Among the extrapancreatic neuroendocrine neoplasms that we considered well-differentiated, the medullary thyroid carcinomas and paragangliomas/pheochromocytomas stained strongly for ISL1, whereas typical and atypical pulmonary carcinoids and olfactory neuroblastomas did not. To explain this difference, we followed the assumption that the identification of ISL1-positive cells in non-neoplastic cells next to the tumors could suggest, like in the pancreas, a role for ISL1 as differentiation factor in these tissues. We observed no ISL1 expression in the normal lung and sinonasal mucosa, explaining its absence in their respective tumors, but detected single positive cells in the thyroid and adrenal medulla, consistent with thyroid C cells and normal adrenal medullary cells. It is therefore possible that ISL1 expression in medullary thyroid carcinomas, like in pancreatic NETs, reflects the high degree of differentiation of these tumors. This notion is also supported by the lack of abnormal expression of TP53. However, the finding that ISL1 expression is even stronger in the poorly differentiated neuroblastoma than in the paragangliomas/pheochromocytomas is not consistent with the above interpretation and leaves the role of ISL1 in the development of these tumors unclear.

This is also the case in neuroendocrine carcinomas of the gastrointestinal tract, whether occurring as pure neuroendocrine carcinoma or as a neuroendocrine carcinoma component in mixed adenoneuroendocrine carcinoma. These tumors showed a heterogeneous expression, with some cases being completely negative and others strongly positive.
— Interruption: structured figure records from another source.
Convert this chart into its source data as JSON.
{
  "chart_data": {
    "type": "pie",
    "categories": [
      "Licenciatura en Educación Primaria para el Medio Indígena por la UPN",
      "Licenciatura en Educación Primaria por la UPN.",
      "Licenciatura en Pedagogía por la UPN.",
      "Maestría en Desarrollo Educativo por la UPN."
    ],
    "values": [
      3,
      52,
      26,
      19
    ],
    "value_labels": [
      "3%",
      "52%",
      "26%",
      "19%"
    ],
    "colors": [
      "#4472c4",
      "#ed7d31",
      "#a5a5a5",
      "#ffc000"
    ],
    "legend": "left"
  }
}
The expression of ISL1 in normal endocrine cells of the stomach and colorectum contrasts with its complete loss in some gastrointestinal neuroendocrine carcinomas, similar to their pancreatic counterparts. Although the number of cases included in this study is too low to allow for conclusive results, it is possible that the group of neuroendocrine carcinomas of the GI tract is heterogeneous, depending on factors such as location and pathogenesis.
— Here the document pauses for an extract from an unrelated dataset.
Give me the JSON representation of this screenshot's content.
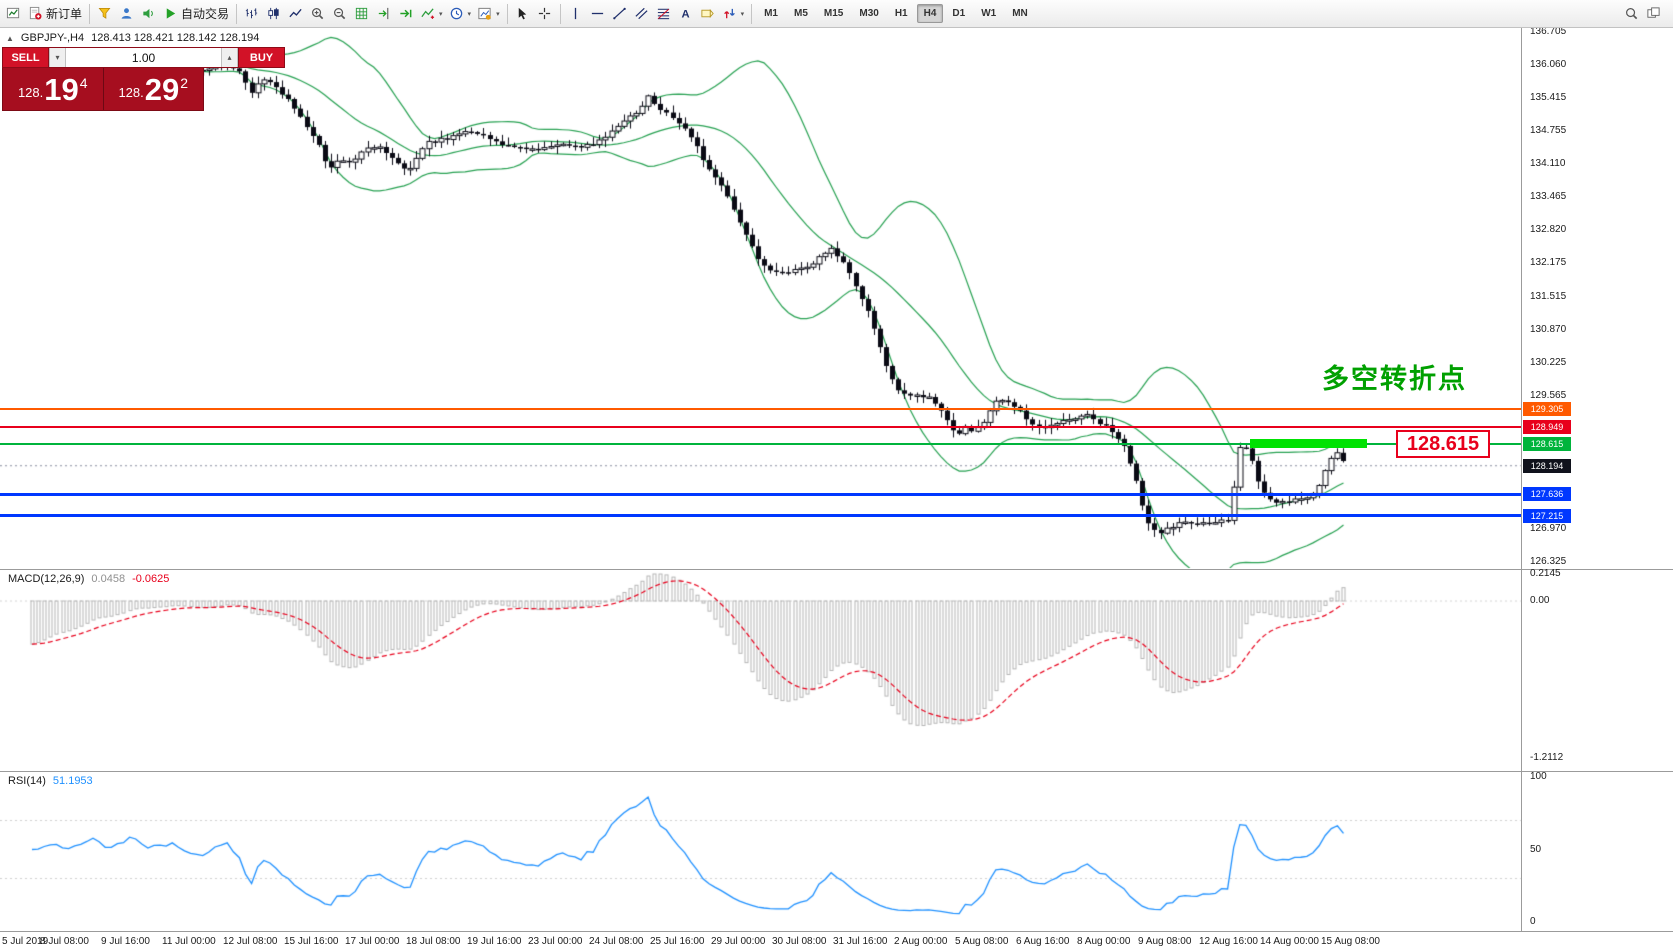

From a differential diagnostic point of view, our data are important in highlighting for the first time the ubiquitous expression of ISL1 in common extrapancreatic poorly differentiated neuroendocrine neoplasms such as small cell neuroendocrine carcinoma of the lung and Merkel cell carcinomas, but also in some well-differentiated neuroendocrine neoplasms such as medullary thyroid carcinoma or paraganglioma/pheochromocytoma. These findings have to be especially kept in mind when dealing with liver metastases of unknown primaries. Thus, in case of an ISL1-positive liver metastasis of a well-differentiated neuroendocrine neoplasm, the primary will most likely be found in the pancreas, but in rare instances may be located in the thyroid (medullary carcinoma) or the adrenal gland (pheochromocytoma). For these rare cases, the use of a well-selected immunohistochemical marker panel (cytokeratin, calcitonin, CEA and TTF-1) seems to be necessary for an appropriate differential diagnostic workup. On the other hand, in case of a ISL1-positive poorly differentiated neuroendocrine neoplasm metastatic to the liver, different locations have to be considered as site of the primary such as the lung, skin, head and neck, or gastrointestinal tract. For these neoplasms, ISL1 is only of little help in indicating the site of the primary.
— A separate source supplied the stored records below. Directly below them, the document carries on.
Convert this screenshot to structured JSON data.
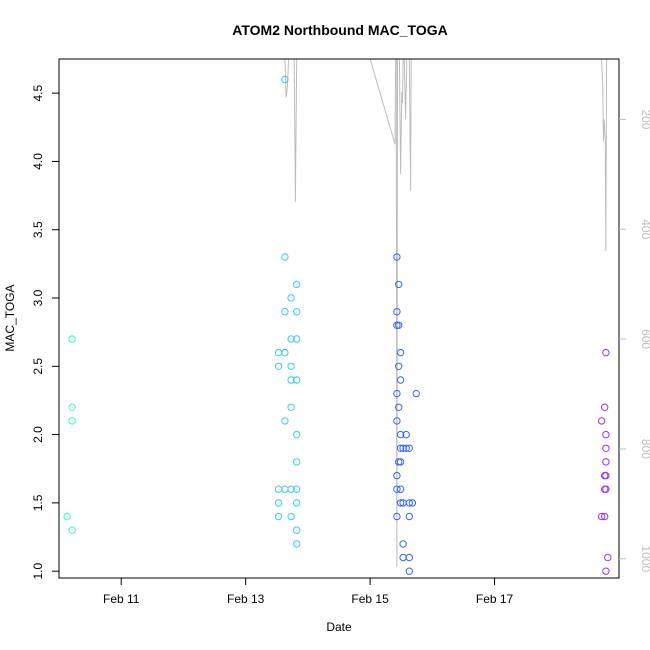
{
  "chart_data": {
    "type": "scatter",
    "title": "ATOM2 Northbound MAC_TOGA",
    "xlabel": "Date",
    "ylabel": "MAC_TOGA",
    "x_ticks": [
      {
        "label": "Feb 11",
        "day": 11
      },
      {
        "label": "Feb 13",
        "day": 13
      },
      {
        "label": "Feb 15",
        "day": 15
      },
      {
        "label": "Feb 17",
        "day": 17
      }
    ],
    "y_ticks": [
      "1.0",
      "1.5",
      "2.0",
      "2.5",
      "3.0",
      "3.5",
      "4.0",
      "4.5"
    ],
    "right_ticks": [
      "200",
      "400",
      "600",
      "800",
      "1000"
    ],
    "xlim_day": [
      10.0,
      19.0
    ],
    "ylim": [
      0.95,
      4.75
    ],
    "right_ylim": [
      1035,
      90
    ],
    "grid": false,
    "legend": "none",
    "point_colors": {
      "feb10": "#33ffcc",
      "feb13": "#33ccff",
      "feb15": "#3366ff",
      "feb18": "#9933ff"
    },
    "line_color": "#bdbdbd",
    "series": [
      {
        "color": "#33ffcc",
        "points": [
          {
            "x": 10.13,
            "y": 1.4
          },
          {
            "x": 10.21,
            "y": 1.3
          },
          {
            "x": 10.21,
            "y": 2.1
          },
          {
            "x": 10.21,
            "y": 2.2
          },
          {
            "x": 10.21,
            "y": 2.7
          }
        ]
      },
      {
        "color": "#33ccff",
        "points": [
          {
            "x": 13.53,
            "y": 1.4
          },
          {
            "x": 13.53,
            "y": 1.5
          },
          {
            "x": 13.53,
            "y": 1.6
          },
          {
            "x": 13.53,
            "y": 2.5
          },
          {
            "x": 13.53,
            "y": 2.6
          },
          {
            "x": 13.63,
            "y": 1.6
          },
          {
            "x": 13.63,
            "y": 2.1
          },
          {
            "x": 13.63,
            "y": 2.6
          },
          {
            "x": 13.63,
            "y": 2.9
          },
          {
            "x": 13.63,
            "y": 3.3
          },
          {
            "x": 13.63,
            "y": 4.6
          },
          {
            "x": 13.73,
            "y": 1.4
          },
          {
            "x": 13.73,
            "y": 1.6
          },
          {
            "x": 13.73,
            "y": 2.2
          },
          {
            "x": 13.73,
            "y": 2.4
          },
          {
            "x": 13.73,
            "y": 2.5
          },
          {
            "x": 13.73,
            "y": 2.7
          },
          {
            "x": 13.73,
            "y": 3.0
          },
          {
            "x": 13.82,
            "y": 1.2
          },
          {
            "x": 13.82,
            "y": 1.3
          },
          {
            "x": 13.82,
            "y": 1.5
          },
          {
            "x": 13.82,
            "y": 1.6
          },
          {
            "x": 13.82,
            "y": 1.8
          },
          {
            "x": 13.82,
            "y": 2.0
          },
          {
            "x": 13.82,
            "y": 2.4
          },
          {
            "x": 13.82,
            "y": 2.7
          },
          {
            "x": 13.82,
            "y": 2.9
          },
          {
            "x": 13.82,
            "y": 3.1
          }
        ]
      },
      {
        "color": "#3366ff",
        "points": [
          {
            "x": 15.43,
            "y": 1.4
          },
          {
            "x": 15.43,
            "y": 1.6
          },
          {
            "x": 15.43,
            "y": 1.7
          },
          {
            "x": 15.43,
            "y": 2.1
          },
          {
            "x": 15.43,
            "y": 2.3
          },
          {
            "x": 15.43,
            "y": 2.8
          },
          {
            "x": 15.43,
            "y": 2.9
          },
          {
            "x": 15.43,
            "y": 3.3
          },
          {
            "x": 15.46,
            "y": 1.8
          },
          {
            "x": 15.46,
            "y": 2.2
          },
          {
            "x": 15.46,
            "y": 2.5
          },
          {
            "x": 15.46,
            "y": 2.8
          },
          {
            "x": 15.46,
            "y": 3.1
          },
          {
            "x": 15.49,
            "y": 1.5
          },
          {
            "x": 15.49,
            "y": 1.6
          },
          {
            "x": 15.49,
            "y": 1.8
          },
          {
            "x": 15.49,
            "y": 1.9
          },
          {
            "x": 15.49,
            "y": 2.0
          },
          {
            "x": 15.49,
            "y": 2.4
          },
          {
            "x": 15.49,
            "y": 2.6
          },
          {
            "x": 15.53,
            "y": 1.1
          },
          {
            "x": 15.53,
            "y": 1.2
          },
          {
            "x": 15.53,
            "y": 1.5
          },
          {
            "x": 15.53,
            "y": 1.9
          },
          {
            "x": 15.58,
            "y": 1.9
          },
          {
            "x": 15.58,
            "y": 2.0
          },
          {
            "x": 15.63,
            "y": 1.0
          },
          {
            "x": 15.63,
            "y": 1.1
          },
          {
            "x": 15.63,
            "y": 1.4
          },
          {
            "x": 15.63,
            "y": 1.5
          },
          {
            "x": 15.63,
            "y": 1.9
          },
          {
            "x": 15.68,
            "y": 1.5
          },
          {
            "x": 15.74,
            "y": 2.3
          }
        ]
      },
      {
        "color": "#9933ff",
        "points": [
          {
            "x": 18.72,
            "y": 1.4
          },
          {
            "x": 18.72,
            "y": 2.1
          },
          {
            "x": 18.77,
            "y": 1.4
          },
          {
            "x": 18.77,
            "y": 1.6
          },
          {
            "x": 18.77,
            "y": 1.7
          },
          {
            "x": 18.77,
            "y": 2.2
          },
          {
            "x": 18.79,
            "y": 1.0
          },
          {
            "x": 18.79,
            "y": 1.6
          },
          {
            "x": 18.79,
            "y": 1.7
          },
          {
            "x": 18.79,
            "y": 1.8
          },
          {
            "x": 18.79,
            "y": 1.9
          },
          {
            "x": 18.79,
            "y": 2.0
          },
          {
            "x": 18.79,
            "y": 2.6
          },
          {
            "x": 18.82,
            "y": 1.1
          }
        ]
      }
    ],
    "line_series": [
      [
        {
          "x": 13.63,
          "y": 0
        },
        {
          "x": 13.65,
          "y": 160
        },
        {
          "x": 13.67,
          "y": 140
        },
        {
          "x": 13.69,
          "y": 20
        },
        {
          "x": 13.73,
          "y": 0
        },
        {
          "x": 13.78,
          "y": 0
        },
        {
          "x": 13.8,
          "y": 350
        },
        {
          "x": 13.82,
          "y": 0
        }
      ],
      [
        {
          "x": 15.0,
          "y": 50
        },
        {
          "x": 15.4,
          "y": 245
        },
        {
          "x": 15.41,
          "y": 1
        }
      ],
      [
        {
          "x": 15.42,
          "y": 0
        },
        {
          "x": 15.43,
          "y": 1015
        },
        {
          "x": 15.44,
          "y": 0
        },
        {
          "x": 15.47,
          "y": 0
        },
        {
          "x": 15.49,
          "y": 300
        },
        {
          "x": 15.51,
          "y": 150
        },
        {
          "x": 15.52,
          "y": 170
        },
        {
          "x": 15.53,
          "y": 0
        },
        {
          "x": 15.55,
          "y": 0
        },
        {
          "x": 15.57,
          "y": 200
        },
        {
          "x": 15.59,
          "y": 0
        },
        {
          "x": 15.63,
          "y": 0
        },
        {
          "x": 15.65,
          "y": 330
        },
        {
          "x": 15.66,
          "y": 0
        }
      ],
      [
        {
          "x": 18.72,
          "y": 0
        },
        {
          "x": 18.74,
          "y": 140
        },
        {
          "x": 18.75,
          "y": 240
        },
        {
          "x": 18.76,
          "y": 200
        },
        {
          "x": 18.78,
          "y": 240
        },
        {
          "x": 18.79,
          "y": 440
        },
        {
          "x": 18.8,
          "y": 0
        }
      ]
    ]
  }
}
In summary, the transcription factor ISL1 is expressed in well differentiated but barely in poorly differentiated pancreatic neuroendocrine neoplasms. Furthermore, it is commonly found in diverse extrapancreatic poorly differentiated neuroendocrine neoplasms and in a subset of well-differentiated extrapancreatic neuroendocrine neoplasms such as medullary thyroid carcinoma and paraganglioma/pheochromocytoma. These heterogeneous findings point to different roles ISL1 is having in the development of pancreatic and non-pancreatic neuroendocrine neoplasms, probably depending on tumor type and origin.